Landscape, Fauna & Flora
Not only has Spain more mountains, forest and prairie than beaches, it is home to half of the UNESCO Biosphere Reserves in Europe, and for its size leads the world in number of protected nature areas.
Until recently one of the best kept secrets of the naturalists' world, the area covered by Outback Spain is in the heart of the Iberian peninsula, at the foot of the Sierra de Guadarrama, Spain’s newest National Park. The adjoining Regional Park embraces the piedmont on the north face of the Sierra. Like most geological and ecological contact zones, the piedmont holds a wider variety of landscapes and an even richer biodiversity than the National Park.

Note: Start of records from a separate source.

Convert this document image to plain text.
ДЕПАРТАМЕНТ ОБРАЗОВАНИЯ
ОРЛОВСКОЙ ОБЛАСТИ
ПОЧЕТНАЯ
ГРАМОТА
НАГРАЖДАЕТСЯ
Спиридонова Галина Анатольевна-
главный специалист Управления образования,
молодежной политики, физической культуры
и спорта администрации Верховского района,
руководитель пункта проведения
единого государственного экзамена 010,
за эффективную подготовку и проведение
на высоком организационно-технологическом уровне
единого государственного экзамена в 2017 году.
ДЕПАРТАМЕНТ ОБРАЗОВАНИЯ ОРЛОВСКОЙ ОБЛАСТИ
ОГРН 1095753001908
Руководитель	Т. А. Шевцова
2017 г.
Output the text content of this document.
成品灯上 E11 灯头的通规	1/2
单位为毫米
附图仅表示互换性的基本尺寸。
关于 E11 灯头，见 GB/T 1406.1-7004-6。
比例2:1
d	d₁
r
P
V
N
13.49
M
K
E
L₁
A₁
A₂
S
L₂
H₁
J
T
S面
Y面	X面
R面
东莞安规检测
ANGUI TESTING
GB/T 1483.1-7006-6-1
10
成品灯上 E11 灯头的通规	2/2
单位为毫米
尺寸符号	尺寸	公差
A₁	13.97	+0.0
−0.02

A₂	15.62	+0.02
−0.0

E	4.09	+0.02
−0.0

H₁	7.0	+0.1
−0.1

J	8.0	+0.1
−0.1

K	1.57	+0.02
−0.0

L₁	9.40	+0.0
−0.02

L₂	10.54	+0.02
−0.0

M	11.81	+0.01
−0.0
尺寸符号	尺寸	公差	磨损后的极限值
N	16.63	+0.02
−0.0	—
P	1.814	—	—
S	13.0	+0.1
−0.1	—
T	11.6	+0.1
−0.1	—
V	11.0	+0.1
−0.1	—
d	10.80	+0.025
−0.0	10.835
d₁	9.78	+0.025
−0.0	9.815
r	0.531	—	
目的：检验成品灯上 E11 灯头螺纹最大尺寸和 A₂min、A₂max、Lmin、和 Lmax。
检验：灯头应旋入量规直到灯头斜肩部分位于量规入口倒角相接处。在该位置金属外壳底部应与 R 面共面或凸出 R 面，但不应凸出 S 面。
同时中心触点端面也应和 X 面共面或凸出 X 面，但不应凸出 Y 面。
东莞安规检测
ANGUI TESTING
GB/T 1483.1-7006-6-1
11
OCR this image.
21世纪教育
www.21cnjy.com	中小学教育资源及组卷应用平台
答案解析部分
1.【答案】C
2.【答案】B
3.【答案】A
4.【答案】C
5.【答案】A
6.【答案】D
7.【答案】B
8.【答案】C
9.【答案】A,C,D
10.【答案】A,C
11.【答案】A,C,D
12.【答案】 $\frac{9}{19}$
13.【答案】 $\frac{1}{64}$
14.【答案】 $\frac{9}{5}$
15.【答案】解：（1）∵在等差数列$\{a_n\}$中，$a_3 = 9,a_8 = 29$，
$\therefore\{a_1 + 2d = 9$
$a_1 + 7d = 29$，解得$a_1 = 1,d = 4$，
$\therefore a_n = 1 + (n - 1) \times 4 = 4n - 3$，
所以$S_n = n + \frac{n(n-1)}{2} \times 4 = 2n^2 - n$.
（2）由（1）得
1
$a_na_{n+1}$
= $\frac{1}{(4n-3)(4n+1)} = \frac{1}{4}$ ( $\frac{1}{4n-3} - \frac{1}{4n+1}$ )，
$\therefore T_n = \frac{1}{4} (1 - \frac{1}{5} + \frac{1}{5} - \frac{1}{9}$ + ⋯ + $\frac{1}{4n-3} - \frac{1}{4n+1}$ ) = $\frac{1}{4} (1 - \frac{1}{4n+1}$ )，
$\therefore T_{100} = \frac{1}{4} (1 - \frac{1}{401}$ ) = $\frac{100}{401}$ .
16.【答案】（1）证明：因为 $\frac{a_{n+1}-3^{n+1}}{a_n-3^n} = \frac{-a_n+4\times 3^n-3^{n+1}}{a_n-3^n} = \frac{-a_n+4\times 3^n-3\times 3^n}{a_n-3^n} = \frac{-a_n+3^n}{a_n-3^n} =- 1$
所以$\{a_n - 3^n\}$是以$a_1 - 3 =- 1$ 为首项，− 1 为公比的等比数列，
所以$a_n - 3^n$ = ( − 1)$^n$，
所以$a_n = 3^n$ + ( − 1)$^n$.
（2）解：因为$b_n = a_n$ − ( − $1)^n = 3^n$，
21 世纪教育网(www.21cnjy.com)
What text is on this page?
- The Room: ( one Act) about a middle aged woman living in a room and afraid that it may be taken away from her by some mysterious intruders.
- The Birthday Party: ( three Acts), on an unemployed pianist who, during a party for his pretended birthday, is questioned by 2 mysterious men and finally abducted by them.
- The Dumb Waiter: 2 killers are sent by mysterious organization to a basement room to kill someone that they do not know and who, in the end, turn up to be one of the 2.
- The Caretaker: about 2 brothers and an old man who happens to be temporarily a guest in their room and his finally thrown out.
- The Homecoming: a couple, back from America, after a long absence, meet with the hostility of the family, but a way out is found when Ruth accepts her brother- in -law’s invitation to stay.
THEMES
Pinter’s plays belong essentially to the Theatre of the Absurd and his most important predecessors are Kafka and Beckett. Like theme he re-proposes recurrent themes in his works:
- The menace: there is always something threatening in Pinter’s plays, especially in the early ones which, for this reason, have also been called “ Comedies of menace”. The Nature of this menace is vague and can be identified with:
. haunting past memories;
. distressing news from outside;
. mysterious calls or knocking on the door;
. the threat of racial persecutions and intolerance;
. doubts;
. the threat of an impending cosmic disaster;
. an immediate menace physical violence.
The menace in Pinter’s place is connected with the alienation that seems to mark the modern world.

This meeting of mountain and prairie creates a magic mosaic of small hills with an evergreen scrubland vegetation of Spanish Juniper (Juniperus thurifera) and Mediterranean Oak (Quercus ilex), broken by escarpments revealing multicoloured earths, giving way to rolling tracts of land farmed in the traditional way, some of it in tillage (cereals, pulses, vegetables), most of it grazed and browsed by free-ranging cattle, sheep, and horses, tended by their herdsmen and shepherds. The slow-down in farming has allowed native woodland to extend freely, and with it a wealth of wildlife, including the wolf.
There are hundreds of kilometres of trails by which you can explore the countryside and, with your guides, discover some of the secrets of the wild.